The NFT isn't the art that can be copy-pasted to any computer, it's the proof of ownership. Criticizing them by saying "I can just download a copy of the picture!" is like saying copyrights are useless because you can use tools to rip movies from streaming services, sure you "own a copy", it doesn't make you a rightful owner of it from the perspective of the law.
NFT’s also don’t implicitly make you the rightfull owner. The basketball NFT’s content still explicitly belongs to the seller. The only true way for NFT’s to work for digital content is to have a contract that specifically states that the NFT proves ownership, but you might as well write it directly in the contract at that point.
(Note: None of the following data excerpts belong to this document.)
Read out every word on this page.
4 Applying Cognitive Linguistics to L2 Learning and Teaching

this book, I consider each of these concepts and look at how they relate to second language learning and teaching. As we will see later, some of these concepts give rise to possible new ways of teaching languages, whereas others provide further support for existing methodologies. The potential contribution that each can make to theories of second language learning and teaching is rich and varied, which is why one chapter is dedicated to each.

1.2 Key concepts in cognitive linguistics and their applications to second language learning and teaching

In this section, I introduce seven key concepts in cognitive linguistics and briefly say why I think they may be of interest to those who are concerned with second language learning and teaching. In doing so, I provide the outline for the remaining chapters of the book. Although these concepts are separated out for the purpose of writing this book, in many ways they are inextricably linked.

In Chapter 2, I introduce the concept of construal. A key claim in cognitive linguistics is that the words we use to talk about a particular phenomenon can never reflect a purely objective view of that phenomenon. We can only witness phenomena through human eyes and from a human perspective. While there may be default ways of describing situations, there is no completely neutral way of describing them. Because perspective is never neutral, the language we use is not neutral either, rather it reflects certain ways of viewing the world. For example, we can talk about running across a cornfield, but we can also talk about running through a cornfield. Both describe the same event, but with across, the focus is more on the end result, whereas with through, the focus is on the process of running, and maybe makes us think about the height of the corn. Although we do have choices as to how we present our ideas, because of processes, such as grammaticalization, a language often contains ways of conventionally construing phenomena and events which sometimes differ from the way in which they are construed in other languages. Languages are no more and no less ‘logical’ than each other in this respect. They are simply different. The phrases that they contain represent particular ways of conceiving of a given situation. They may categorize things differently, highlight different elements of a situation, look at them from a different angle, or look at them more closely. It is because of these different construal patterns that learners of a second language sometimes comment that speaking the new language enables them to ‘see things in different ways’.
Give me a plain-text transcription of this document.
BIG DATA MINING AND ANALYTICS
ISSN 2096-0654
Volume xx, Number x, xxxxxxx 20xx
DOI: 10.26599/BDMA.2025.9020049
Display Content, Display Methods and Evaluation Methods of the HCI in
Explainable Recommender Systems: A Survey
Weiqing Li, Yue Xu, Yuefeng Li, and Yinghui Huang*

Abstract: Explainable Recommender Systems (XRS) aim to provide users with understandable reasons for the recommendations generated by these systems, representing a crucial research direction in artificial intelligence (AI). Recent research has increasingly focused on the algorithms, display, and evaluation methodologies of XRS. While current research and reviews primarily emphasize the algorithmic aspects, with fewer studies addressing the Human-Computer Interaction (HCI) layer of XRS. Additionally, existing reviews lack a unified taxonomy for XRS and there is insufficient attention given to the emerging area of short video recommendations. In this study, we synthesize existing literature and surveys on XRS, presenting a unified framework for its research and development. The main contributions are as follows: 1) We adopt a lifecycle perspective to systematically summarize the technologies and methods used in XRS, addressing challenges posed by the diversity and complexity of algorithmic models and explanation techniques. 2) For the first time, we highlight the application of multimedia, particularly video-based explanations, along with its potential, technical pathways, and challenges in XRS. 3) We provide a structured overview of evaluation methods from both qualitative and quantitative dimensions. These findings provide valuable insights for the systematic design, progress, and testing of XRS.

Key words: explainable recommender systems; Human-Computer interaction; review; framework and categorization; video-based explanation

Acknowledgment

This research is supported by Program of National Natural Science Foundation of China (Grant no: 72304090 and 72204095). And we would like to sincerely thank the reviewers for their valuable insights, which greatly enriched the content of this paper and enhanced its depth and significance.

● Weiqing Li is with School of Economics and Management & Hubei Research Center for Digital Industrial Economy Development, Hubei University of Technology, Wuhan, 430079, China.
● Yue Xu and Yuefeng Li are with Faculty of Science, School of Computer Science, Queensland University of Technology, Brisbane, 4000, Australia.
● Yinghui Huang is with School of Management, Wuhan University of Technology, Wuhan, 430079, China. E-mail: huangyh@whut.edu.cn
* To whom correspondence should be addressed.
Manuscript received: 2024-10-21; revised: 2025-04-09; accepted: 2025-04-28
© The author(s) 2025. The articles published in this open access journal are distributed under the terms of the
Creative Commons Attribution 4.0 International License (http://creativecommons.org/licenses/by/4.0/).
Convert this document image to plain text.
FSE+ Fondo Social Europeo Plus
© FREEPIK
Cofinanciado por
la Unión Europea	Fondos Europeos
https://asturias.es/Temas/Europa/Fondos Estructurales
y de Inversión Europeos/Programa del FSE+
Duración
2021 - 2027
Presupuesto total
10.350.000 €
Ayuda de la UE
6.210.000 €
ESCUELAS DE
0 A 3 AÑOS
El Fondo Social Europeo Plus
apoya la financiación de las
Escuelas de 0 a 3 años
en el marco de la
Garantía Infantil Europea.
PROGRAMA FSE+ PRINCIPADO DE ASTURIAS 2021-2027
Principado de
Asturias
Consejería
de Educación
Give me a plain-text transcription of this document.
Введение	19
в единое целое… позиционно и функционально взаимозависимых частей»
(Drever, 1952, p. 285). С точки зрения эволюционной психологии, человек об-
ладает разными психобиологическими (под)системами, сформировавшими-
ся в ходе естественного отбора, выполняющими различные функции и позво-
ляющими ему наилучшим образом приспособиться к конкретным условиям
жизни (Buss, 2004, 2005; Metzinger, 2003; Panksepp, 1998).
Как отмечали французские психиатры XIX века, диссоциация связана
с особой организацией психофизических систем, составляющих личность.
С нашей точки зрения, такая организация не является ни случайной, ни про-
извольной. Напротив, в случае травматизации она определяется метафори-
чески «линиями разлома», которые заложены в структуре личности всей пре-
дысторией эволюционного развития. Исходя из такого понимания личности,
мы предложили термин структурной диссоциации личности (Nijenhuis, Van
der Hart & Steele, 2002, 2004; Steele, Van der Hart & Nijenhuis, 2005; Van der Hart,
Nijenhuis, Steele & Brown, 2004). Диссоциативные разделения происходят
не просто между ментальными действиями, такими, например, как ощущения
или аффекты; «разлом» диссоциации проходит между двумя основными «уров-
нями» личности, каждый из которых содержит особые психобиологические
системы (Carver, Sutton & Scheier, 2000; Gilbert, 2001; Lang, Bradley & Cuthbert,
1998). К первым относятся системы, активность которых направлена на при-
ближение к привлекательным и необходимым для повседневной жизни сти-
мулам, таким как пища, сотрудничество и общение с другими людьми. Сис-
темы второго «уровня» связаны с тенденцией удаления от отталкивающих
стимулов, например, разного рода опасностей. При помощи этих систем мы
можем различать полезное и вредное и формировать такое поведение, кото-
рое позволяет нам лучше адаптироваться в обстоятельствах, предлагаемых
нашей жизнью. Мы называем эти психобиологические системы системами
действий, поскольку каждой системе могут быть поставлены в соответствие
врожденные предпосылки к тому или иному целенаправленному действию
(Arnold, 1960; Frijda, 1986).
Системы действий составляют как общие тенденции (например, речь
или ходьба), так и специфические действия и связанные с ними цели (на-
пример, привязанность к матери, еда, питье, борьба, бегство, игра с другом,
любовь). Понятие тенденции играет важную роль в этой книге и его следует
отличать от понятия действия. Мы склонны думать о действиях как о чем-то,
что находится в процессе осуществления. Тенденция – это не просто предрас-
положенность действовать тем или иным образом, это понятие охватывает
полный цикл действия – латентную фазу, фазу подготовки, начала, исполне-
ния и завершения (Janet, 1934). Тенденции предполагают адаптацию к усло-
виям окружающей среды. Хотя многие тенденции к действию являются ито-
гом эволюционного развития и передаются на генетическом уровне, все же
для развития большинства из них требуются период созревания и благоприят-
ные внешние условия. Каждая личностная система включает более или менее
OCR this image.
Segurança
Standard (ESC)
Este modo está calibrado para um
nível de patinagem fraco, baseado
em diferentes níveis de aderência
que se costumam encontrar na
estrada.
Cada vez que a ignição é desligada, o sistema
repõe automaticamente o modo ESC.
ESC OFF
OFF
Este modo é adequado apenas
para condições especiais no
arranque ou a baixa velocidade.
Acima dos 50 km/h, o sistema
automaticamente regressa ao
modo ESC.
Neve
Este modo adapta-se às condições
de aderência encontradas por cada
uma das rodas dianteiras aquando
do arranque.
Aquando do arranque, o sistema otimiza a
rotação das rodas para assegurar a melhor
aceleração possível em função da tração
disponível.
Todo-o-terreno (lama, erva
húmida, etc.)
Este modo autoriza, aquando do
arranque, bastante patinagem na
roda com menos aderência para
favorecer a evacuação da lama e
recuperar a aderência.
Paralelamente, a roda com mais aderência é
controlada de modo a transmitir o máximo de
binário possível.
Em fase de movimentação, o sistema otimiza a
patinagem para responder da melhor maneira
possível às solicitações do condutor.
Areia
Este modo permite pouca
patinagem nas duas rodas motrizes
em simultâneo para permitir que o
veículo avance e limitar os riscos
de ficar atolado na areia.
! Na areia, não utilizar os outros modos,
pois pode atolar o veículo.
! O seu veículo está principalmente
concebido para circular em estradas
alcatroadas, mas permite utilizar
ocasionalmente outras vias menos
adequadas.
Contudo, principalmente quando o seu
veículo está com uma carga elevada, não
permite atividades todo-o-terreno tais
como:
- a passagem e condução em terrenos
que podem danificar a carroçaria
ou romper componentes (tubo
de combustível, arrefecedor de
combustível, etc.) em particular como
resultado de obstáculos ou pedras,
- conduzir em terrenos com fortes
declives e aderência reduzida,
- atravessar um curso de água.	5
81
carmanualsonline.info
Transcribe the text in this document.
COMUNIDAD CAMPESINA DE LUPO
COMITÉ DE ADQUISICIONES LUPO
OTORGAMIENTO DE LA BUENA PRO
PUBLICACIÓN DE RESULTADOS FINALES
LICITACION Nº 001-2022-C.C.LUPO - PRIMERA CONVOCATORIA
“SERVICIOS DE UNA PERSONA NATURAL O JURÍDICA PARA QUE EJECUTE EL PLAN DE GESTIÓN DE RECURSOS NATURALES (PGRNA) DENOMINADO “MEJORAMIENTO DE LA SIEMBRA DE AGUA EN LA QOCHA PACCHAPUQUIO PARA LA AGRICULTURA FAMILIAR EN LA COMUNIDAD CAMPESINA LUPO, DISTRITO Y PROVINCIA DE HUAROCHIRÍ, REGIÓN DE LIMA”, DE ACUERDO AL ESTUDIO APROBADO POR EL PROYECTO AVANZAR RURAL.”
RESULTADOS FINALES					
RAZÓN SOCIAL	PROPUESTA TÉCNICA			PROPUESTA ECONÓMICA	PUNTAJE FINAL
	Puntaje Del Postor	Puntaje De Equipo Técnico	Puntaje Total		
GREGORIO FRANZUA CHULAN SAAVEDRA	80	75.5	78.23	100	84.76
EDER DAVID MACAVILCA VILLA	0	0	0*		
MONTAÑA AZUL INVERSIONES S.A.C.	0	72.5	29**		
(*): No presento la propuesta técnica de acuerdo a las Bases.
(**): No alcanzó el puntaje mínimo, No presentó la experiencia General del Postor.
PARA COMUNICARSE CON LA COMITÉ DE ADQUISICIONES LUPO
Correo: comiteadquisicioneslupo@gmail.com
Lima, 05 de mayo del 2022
No. Web2 is about user generated content (as opposed to the static pages of Web1) - crapto stuff hardly fits the bill. Like it or not, it really does belong to Web3 - which is about decentralization.
what if web3 is anonymous overlay networks like Tor hidden services? It a completely new concept to internet itself, and if directly implemented on hardware it will be true Web3
Why would you need to implement it directly on the hardware? Wouldn't that hurt adoption? Something like Veilid seems like a way better option to me. It's just a shame the documentation is so lacking (last time I checked).
Blockchain and cryptocurrencies are pretty cool from just a technology perspective. At university I studied a lot of math and cryptography and that happened to be at the same time that Bitcoin became a thing. It could have some real applications, but scammers and cryptobros ruined it for everyone and now I can't even say I find crypto (meaning cryptography) cool without seeming like an asshat.